What is that? It is just yohimbe.

The sun was beginning to set, to thankfully sink into the Amazon beyond the floating market. Adam’s anxiety rose. The cartels could be following them anywhere. They were all-powerful. They could arrange for a London policeman to be silently garrotted, just as a kind of lurid joke. The cartels were richer than some countries. They had the weaponry of modern armies. They carved words into your skin with knives and filmed it, and then they dissolved you in vats of acid.

Even Boris was looking defeated and anxious. He muttered something about trying again tomorrow. Glancing nervously at the setting sun. ‘You don’t want to be in this part of Belen after dark. Specially with Catrina on your case, mes amigos. Let’s try this one last house.’

The last floating house had the most flamboyant shaman of all, a Kofan shaman with a coloured mantle that fell to his knees. Festoons of multicoloured beads hung around his neck, alongside necklaces of shells and seeds and curving white jaguar teeth. His eyebrows had been vigorously plucked and painted, his lips were dyed a sombre purple-blue, his wrist was braceleted with iguana skins, his flat brown nose had a singular emerald macaw feather pierced through the septum, and his long earlobes were studded with caiman fangs. Surmounting it all was a resplendent headdress of violet hummingbird feathers, scarlet macaw feathers and wild sapphire parrot tail feathers, like the halo of an archangel.

‘What does he say?’ whispered Adam, in awe.

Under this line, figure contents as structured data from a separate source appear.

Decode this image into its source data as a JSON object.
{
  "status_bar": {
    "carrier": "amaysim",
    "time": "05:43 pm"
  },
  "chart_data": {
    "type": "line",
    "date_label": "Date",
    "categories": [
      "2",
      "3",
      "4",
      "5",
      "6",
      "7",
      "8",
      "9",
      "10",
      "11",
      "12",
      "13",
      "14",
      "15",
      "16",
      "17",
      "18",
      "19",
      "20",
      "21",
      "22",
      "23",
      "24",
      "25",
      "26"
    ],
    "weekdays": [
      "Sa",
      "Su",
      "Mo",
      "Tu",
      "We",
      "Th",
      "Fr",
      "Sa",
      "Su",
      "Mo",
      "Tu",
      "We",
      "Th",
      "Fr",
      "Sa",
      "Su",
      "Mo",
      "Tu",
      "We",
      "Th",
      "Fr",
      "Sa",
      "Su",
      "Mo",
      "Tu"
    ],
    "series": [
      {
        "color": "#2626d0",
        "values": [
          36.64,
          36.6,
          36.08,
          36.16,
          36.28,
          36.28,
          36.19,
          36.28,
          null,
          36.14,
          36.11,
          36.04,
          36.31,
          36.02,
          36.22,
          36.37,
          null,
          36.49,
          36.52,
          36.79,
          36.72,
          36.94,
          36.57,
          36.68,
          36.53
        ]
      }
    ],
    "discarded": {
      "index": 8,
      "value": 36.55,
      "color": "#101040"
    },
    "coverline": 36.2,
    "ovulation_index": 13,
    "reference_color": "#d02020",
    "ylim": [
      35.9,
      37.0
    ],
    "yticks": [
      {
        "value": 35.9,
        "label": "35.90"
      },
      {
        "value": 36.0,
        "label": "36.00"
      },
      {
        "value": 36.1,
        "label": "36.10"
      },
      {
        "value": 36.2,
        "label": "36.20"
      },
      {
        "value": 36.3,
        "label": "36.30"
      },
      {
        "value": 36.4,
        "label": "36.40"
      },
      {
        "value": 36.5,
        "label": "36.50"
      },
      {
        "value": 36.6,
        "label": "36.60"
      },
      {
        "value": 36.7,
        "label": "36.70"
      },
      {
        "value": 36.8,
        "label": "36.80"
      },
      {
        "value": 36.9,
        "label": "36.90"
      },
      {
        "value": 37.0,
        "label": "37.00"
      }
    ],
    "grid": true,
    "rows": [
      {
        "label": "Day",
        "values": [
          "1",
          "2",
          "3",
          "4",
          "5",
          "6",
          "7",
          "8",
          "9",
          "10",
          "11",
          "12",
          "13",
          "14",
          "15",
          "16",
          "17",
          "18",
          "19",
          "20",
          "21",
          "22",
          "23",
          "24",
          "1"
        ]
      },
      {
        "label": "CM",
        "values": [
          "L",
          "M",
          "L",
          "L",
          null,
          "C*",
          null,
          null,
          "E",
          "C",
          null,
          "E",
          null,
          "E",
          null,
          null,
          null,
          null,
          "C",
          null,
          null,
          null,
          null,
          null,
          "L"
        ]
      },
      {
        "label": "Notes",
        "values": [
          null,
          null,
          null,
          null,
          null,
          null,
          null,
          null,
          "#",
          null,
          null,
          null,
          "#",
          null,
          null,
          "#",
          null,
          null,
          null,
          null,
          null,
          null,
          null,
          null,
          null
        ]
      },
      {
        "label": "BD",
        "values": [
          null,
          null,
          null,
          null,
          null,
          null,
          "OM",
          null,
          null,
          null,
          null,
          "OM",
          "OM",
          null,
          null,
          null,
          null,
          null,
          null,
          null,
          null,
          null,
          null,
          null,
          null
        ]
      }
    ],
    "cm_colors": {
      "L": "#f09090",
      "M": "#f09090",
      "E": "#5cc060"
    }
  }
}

‘He says we should talk to his wife.’

There was an awkward pause. Then the shaman’s wife came out from the floating shack wearing denim shorts, flip-flops and a dirty T-shirt with a picture of Justin Bieber on the front. She listened to Boris’s question. Then she nodded, casually. ‘ Ulluchu si.’ She talked quickly in her own language.

The excitement quickened with the dying of the day. ‘Where?’ Adam asked. ‘What is she saying? Where?’

Boris turned. His face was uncharacteristically grave. ‘She says we will find it two hundred miles upriver. That makes sense. It tallies with what we know of Archibald McLintock’s movements.’

‘Two hundred miles?’ Nina interjected, her forehead slightly streaked with river mud, and the inevitable thick Iquitos sweat.

‘Two hundred miles up the Ucayali. With the Pankarama. Protected tribal wilderness.’ Boris looked perturbed, for the first time that day.

‘So?’

‘ Amigos. The Pankarama are headhunters. They kill gringos. They kill everyone. And then they shrink their heads.’